‘Tobacco is one of the leading killers in the world’; ‘smoking is harmful for our health’; ‘smoking can cause lung cancer, heart disease’… We have heard it all before. We also know how once someone gets into the habit of smoking it is very difficult, if not impossible for him/her to quit due to the addictive nature of nicotine. So the tobacco industry, with all its so called concerns for the dying population, has come up with a new alternative to smoking – E-Cigarettes.

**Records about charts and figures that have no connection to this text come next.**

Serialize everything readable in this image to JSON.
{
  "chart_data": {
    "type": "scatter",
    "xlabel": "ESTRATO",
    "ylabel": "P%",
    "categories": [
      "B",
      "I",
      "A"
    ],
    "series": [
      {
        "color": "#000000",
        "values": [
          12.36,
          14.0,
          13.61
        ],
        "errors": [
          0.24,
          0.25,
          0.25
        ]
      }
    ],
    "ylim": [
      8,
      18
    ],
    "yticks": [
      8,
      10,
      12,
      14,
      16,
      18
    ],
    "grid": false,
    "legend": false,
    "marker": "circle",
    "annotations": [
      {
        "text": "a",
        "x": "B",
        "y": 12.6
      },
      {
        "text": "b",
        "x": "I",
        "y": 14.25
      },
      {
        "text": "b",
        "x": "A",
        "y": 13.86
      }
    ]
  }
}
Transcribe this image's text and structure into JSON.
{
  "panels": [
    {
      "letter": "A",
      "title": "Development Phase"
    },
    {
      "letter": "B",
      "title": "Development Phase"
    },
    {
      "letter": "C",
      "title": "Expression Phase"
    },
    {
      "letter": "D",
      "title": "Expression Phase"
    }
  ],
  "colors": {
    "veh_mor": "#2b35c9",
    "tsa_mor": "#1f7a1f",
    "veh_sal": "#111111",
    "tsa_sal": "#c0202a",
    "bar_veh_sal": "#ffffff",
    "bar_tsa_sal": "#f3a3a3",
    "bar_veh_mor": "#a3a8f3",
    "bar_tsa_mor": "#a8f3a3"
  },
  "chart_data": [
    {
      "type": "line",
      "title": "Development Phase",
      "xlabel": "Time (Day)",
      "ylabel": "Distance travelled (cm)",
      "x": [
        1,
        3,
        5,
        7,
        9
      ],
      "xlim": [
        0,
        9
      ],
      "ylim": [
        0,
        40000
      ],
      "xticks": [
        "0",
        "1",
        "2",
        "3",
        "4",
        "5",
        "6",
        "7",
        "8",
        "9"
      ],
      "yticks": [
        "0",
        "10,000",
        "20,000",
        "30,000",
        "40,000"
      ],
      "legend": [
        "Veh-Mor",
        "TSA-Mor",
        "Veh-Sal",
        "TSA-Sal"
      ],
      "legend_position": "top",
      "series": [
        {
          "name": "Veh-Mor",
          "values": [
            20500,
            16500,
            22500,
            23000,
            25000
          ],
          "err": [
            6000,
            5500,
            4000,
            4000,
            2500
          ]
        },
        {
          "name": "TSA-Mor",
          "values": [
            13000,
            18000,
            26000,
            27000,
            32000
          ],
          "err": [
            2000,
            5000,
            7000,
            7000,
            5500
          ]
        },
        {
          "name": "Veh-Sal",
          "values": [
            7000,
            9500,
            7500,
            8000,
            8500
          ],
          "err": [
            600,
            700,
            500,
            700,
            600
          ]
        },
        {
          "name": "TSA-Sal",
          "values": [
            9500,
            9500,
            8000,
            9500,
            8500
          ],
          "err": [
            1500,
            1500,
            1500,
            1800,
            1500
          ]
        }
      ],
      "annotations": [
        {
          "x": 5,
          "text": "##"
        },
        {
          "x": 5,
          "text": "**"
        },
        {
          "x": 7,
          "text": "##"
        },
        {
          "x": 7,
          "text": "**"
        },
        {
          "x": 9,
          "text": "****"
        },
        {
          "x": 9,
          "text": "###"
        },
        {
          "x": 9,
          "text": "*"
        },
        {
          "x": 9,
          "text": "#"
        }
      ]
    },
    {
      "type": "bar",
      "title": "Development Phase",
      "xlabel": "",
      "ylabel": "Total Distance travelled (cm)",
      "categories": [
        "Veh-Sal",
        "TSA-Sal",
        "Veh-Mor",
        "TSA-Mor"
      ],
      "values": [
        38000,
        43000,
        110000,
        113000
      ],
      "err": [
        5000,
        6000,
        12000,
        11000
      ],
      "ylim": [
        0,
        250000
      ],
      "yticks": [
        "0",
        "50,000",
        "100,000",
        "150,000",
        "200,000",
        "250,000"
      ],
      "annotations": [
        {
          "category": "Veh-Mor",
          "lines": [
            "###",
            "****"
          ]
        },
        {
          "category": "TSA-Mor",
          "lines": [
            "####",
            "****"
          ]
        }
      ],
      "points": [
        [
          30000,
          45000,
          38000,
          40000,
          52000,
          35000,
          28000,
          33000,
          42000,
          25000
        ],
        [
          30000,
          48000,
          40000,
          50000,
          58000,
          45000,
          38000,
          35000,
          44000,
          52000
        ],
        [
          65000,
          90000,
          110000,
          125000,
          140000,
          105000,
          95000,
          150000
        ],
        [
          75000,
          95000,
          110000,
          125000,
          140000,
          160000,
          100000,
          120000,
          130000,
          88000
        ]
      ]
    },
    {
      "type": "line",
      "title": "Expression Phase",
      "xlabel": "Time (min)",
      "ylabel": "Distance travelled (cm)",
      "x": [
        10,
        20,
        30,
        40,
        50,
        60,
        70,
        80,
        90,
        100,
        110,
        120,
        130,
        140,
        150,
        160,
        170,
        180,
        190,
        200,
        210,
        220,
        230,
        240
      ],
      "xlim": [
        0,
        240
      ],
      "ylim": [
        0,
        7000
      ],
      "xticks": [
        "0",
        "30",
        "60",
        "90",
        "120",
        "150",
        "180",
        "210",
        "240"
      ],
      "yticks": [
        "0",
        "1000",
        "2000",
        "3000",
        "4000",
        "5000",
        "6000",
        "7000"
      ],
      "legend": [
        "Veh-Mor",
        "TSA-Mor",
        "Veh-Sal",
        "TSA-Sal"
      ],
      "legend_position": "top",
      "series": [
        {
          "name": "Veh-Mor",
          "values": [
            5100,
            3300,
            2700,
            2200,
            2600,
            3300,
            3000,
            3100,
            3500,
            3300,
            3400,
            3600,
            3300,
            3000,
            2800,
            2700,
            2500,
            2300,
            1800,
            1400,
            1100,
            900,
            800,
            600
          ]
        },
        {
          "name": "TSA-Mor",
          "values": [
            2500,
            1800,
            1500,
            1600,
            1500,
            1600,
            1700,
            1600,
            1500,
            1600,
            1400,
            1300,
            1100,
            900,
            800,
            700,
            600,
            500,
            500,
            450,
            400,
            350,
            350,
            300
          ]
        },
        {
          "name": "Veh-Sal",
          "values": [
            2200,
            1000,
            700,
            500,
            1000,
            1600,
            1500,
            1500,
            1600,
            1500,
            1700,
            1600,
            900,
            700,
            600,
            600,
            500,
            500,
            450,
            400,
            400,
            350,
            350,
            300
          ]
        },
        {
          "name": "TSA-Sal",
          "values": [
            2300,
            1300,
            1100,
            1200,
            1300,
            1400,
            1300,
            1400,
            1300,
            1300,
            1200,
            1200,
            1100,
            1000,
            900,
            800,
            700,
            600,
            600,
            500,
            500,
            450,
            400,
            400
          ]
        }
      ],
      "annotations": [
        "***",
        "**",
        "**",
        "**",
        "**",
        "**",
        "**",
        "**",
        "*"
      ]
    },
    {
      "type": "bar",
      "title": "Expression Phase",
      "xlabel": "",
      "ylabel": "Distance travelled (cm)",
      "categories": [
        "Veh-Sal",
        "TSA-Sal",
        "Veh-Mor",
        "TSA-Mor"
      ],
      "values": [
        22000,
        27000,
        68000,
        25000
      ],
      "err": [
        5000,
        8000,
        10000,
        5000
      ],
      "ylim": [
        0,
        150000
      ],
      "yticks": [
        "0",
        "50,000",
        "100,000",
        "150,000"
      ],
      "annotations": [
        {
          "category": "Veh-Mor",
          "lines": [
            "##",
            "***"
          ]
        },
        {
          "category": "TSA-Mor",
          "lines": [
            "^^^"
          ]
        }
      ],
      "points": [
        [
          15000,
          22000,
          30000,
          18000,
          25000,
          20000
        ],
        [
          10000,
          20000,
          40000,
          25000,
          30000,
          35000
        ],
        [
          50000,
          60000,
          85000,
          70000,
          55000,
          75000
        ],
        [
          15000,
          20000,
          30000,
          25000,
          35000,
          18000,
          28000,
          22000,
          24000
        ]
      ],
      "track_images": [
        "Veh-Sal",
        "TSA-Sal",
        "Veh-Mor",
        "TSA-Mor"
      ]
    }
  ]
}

What exactly are E-cigarettes?
E-cigarettes are devices which come in the shape of a pen or pocket torch and look very much like conventional cigarettes. They work by heating a solution that contains nicotine (may or may not) and other chemicals, forming a vapour that the vaper (the user of e-cigarette) inhales. Some categories of e-cigarettes are Rechargeable electronic cigarettes, Disposable electronic cigarettes, E-Go electronic cigarettes, Personal vaporisers, electronics cigars and E-liquids. The Rechargeables (with reusable batteries and replaceable liquid nicotine) are supposedly meant for those who smoke on a light to medium range, while disposables are for social or light smokers, or even for those who are first-timers. The E-Go (with bigger batteries and more options) is designed for those who want ‘more power’ out of their cigarettes. The Personal Vaporiser (or lava tubes) are for heavy smokers and come with LCD screens, controls and removable batteries. The electronic cigars are for cigar smokers and are supposed to be a great substitute for those who want the same rich taste of cigar minus the smell. Last of all, is the E-liquid or E-juice which enables vapers explain a variety of flavours and nicotine strengths to choose from.
E-cigarettes help quit smoking… or do they?
Many smokers, especially the young ones, try e-cigarettes in an attempt to quit smoking. Some intend on reducing their smoking habit or use it in smoke-free public areas. Whether it helps quit or even reduce smoking remains the big question with no proven answers. A study done on quitting success in those who use e-cigarettes versus those who do not, showed no difference between the two. The use of e-cigarettes may actually promote dual use i.e. a smoker would now be a vaper too. In a study done on Korean adolescents using e-cigarettes, it was concluded that those who had initiated using e-cigarettes to quit smoking were more likely to use them, but were not less likely to stop using traditional cigarettes. Also, these were strongly associated with current and heavy cigarette smokers.
Although it is said that e-cigarettes are less harmful than traditional cigarettes, studies show that they still contain harmful substances in varying amounts. These substances include nicotine, ultra particles and volatile organic compounds, which are known to harm if inhaled repeatedly. E-cigarette puffing or vaping increases risks of hypertension and cardiac arrhythmias (erratic heart beats) which could results in adverse effects. In some cases, intoxication due to the absorption of nicotine has also been noted.
“The 5.4 million tobacco related deaths occurring every year are not due to a virus or bacteria, but because of the marketing tactics of tobacco companies. E-cigarettes (ECs) are now their new target products,” says Mr. Bill Bellew, of the International Union Against Tuberculosis and Lung Disease (The Union). The marketing and sale of these products result in an increased public presence of cigarette-like images and the behaviour of smoking. They could even promote the habit of nicotine inhalation in non-smokers. “In some cases they are used as smoking cessation aids, while in other quarters they are used to maintain the addiction. The health impact of long time inhalation of propylene glycol—a lung irritant-- is of concern and needs to be fully investigated. Some ECs have shown the presence of di ethylene glycol which has a history of mass poisonings and deaths”, he adds.
We need to know the unknown
Further research is required for this product in the market. More research is required to study the ill effects of e-cigarettes on the user as well as on those around-- namely children, pregnant women and those with cardiac conditions.
“We do not know. We do not have any reports from drug and/or government regulatory authorities or scientific laboratories on what one is vaping actually. We are not even sure if the nicotine in ECs is chemical nicotine or is got from the tobacco leaves. Efficacy studies need to be done to make sure that they can be used only for quitting (as is being claimed by the manufacturers) under prescribed environments. We do not have evidence right now and till we have it we cannot believe in one sided research claimed to be done by the producers of ECs. So till research has happened, regulations need to be put in place”, says Dr. Ehsan Latif. Director, Department of Tobacco Control at the The Union.
After decades of work to de-normalize smoking, these findings raise the question of whether e-cigarettes are re-normalizing smoking. “ECs are trying to renormalize smoking habits”, says Dr Latif, “We as public health professionals need to learn from history and it gives me a déjà vu of the 1960s when cigarette companies told the public that their products are safe (but they were not). The same thing is happening with ECs”.